Le président Pascal CLÉMENT : Je souhaiterais que vous fassiez part à la mission de votre analyse sur le projet de loi de sécurité financière : vous semble-t-il de nature à rétablir la confiance des actionnaires, que les scandales récents, à l’étranger comme en France, ont sérieusement ébranlée ? Comment restaurer une véritable éthique des affaires ?

Mme Colette NEUVILLE : Je reprocherais au projet de loi que vous évoquez de ne pas traiter de la possibilité effective, pour un actionnaire, de mettre en cause la responsabilité des mandataires sociaux. Cette faculté, théoriquement présente dans les textes, est impossible à mettre en œuvre en pratique. En effet, en l’état actuel du droit, l’argument fondé sur l’existence d’un préjudice indirect - par exemple, la chute du cours de bourse - est considéré comme irrecevable. Est également considérée comme irrecevable l’action sociale en responsabilité « ut singuli » (c’est-à-dire menée par un minoritaire ou un groupe de minoritaires au nom de la société), la jurisprudence estimant que la société n’a pas de préjudice à faire valoir dès lors que l’actionnaire majoritaire procède à une augmentation de capital. Restent les cas exceptionnels où le préjudice est reconnu : il est alors quasiment impossible de faire valoir le caractère détachable de la faute et c’est à la société, c’est-à-dire aux actionnaires, d’indemniser le préjudice ! Aux États-Unis par exemple, dans un tel cas de figure, l’indemnisation est assurée par un mécanisme d’assurances qui n’en fait pas reposer le poids, in fine, sur la société.

Un véritable problème se pose donc, à mes yeux, quant à l’existence d’une véritable responsabilité personnelle du dirigeant d’entreprise : non seulement la mise en cause de sa responsabilité n’a aucune incidence sur ses deniers propres mais, en outre, s’il échoue dans ses fonctions, il se voit généralement attribuer de très généreuses indemnités de départ ! Et l’assemblée générale n’a d’autres solutions que le constater l’année suivante, lorsqu’il est parti, sans pouvoir le mettre en cause pour abus de biens sociaux ! En effet, la loi nre du 15 mai 2001, qui a fixé le principe de transparence des rémunérations, n’est pas dépourvue d’effets pervers : dès lors que l’assemblée générale des actionnaires a pris acte du rapport annuel, le délai de prescription (trois ans) permettant de poursuivre la société sur la base de l’abus de biens sociaux commence à courir.

C’est à l’assemblée générale des actionnaires que devrait revenir le pouvoir de fixer ces indemnités, qu’il s’agisse du principe même de leur attribution ou de leur montant.
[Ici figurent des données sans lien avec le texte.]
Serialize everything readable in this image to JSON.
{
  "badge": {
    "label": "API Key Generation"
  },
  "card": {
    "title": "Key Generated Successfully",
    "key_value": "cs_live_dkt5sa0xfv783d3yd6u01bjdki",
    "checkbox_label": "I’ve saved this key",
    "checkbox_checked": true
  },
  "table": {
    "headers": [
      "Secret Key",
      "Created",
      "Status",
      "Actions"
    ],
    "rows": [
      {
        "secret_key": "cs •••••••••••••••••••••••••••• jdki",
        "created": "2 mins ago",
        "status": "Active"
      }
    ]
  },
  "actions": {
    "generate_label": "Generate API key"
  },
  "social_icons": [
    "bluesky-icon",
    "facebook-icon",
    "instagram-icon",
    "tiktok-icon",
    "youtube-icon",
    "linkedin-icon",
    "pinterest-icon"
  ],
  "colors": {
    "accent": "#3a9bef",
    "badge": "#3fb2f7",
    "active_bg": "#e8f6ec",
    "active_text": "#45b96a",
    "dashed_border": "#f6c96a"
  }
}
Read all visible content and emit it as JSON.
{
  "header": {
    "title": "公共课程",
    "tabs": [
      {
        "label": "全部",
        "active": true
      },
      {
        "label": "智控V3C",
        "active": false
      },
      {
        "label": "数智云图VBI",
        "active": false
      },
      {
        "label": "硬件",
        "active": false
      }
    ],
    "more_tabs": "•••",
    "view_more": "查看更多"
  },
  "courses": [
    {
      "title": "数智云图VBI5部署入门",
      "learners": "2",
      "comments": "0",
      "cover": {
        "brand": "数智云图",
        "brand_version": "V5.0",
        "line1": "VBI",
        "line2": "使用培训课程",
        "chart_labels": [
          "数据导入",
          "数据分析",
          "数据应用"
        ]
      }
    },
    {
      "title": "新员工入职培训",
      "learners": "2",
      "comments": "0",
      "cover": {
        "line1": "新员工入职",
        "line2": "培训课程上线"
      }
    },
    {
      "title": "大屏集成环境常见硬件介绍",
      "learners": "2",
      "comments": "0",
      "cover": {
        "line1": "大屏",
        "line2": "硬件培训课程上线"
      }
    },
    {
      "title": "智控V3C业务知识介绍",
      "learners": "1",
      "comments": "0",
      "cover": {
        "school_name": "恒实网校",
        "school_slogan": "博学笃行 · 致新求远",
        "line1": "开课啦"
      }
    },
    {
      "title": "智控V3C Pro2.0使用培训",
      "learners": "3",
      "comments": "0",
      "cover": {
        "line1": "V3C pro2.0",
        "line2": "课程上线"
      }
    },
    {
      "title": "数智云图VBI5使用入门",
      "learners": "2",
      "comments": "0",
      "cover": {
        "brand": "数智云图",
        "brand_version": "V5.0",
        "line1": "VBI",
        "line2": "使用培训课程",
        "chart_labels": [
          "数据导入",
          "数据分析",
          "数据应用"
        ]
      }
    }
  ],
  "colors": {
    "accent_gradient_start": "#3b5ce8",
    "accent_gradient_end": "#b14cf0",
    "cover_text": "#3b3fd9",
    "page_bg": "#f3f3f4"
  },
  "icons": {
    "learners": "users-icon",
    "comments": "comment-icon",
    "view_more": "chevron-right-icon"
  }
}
Le problème vient de ce que celles-ci figurent la plupart du temps dans le contrat d’embauche et qu’elles constituent même la condition préalable à l’embauche d’un dirigeant... De toute façon, le montant en est fixé, non pas en fonction des résultats visés ou réalisés, mais sur la base de comparaisons internationales, généralement avec le conseil de sociétés spécialisées en la matière : dans la mesure où l’on part de l’existant, cela ne peut donc qu’augmenter toujours !
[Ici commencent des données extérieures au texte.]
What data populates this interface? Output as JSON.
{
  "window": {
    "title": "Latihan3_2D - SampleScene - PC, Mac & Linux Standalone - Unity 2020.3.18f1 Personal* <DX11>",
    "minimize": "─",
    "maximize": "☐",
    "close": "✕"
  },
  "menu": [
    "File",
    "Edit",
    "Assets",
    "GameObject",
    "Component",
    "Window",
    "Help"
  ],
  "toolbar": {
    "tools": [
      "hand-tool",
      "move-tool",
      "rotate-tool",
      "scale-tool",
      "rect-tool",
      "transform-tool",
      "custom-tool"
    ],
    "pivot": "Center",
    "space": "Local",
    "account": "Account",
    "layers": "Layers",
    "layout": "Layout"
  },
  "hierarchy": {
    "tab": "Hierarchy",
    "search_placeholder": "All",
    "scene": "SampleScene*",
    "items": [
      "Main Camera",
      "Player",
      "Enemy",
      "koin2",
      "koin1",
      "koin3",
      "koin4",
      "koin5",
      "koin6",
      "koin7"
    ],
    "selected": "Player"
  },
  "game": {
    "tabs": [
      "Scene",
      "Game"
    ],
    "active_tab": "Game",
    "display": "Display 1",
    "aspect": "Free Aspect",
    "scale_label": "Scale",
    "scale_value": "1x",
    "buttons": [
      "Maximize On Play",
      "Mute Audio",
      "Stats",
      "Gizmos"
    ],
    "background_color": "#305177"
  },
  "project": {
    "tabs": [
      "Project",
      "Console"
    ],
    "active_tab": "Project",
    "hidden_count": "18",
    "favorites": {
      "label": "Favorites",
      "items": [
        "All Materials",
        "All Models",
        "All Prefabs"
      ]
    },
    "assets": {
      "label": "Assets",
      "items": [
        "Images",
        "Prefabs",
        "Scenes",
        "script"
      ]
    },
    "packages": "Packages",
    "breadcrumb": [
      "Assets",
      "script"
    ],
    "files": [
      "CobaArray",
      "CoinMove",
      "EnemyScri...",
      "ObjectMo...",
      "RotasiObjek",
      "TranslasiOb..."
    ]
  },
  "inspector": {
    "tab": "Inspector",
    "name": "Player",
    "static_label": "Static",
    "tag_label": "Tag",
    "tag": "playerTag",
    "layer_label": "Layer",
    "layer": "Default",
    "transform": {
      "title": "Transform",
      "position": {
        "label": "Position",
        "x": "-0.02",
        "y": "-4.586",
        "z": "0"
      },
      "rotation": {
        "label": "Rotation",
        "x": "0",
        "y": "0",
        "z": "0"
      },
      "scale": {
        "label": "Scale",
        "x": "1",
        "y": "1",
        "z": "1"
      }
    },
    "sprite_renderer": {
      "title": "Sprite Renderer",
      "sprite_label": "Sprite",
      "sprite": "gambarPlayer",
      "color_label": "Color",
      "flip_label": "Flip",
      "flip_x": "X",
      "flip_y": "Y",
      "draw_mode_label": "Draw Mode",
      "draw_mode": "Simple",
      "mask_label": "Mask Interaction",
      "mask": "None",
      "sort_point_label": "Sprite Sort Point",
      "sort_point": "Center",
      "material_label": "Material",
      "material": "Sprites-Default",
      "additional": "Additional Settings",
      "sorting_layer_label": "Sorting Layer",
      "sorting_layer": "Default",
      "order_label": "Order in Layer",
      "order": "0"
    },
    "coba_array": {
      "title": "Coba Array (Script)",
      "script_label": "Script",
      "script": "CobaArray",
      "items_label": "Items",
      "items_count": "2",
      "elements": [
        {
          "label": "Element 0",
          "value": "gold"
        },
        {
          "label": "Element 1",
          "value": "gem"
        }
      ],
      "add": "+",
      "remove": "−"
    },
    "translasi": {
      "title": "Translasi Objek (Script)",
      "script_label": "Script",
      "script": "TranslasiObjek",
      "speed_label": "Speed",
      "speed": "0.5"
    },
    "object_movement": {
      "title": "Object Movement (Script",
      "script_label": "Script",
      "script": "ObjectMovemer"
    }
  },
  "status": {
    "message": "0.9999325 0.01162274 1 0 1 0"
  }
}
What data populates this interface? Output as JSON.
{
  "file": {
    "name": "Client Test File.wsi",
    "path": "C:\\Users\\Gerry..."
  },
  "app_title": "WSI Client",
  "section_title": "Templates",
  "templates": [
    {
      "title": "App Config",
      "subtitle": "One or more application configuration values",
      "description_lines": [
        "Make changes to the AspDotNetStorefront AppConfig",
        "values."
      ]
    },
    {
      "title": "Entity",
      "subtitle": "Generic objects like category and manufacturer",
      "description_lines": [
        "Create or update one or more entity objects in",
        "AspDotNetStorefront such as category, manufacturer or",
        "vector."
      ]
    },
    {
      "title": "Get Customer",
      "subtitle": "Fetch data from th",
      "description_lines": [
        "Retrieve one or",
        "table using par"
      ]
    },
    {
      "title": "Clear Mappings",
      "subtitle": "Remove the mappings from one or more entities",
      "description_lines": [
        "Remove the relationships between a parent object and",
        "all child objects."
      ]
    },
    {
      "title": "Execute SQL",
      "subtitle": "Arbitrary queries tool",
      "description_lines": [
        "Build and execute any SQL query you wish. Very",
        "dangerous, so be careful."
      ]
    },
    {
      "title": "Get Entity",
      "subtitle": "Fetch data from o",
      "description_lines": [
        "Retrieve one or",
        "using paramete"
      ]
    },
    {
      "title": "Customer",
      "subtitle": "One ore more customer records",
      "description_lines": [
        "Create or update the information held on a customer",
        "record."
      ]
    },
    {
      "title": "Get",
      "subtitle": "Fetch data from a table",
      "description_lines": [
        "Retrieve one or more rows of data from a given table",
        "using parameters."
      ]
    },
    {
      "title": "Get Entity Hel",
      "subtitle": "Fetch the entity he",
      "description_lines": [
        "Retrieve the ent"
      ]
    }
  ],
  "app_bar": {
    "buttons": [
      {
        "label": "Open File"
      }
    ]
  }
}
Le président Pascal CLÉMENT : Mais la rémunération du dirigeant a été acceptée par le conseil d’administration...

Mme Colette NEUVILLE : Le conseil d’administration est à peine informé du montant de cette rémunération : il n’a généralement son mot à dire que sur les critères qui la fondent. C’est le comité des rémunérations qui la fixe et la pratique veut qu’un administrateur bien élevé s’abstienne d’aller demander les procès-verbaux de réunion du comité des rémunérations, moins encore quand ces deux organes sont composés d’administrateurs croisés qui se fixent mutuellement leurs rémunérations d’une société à l’autre !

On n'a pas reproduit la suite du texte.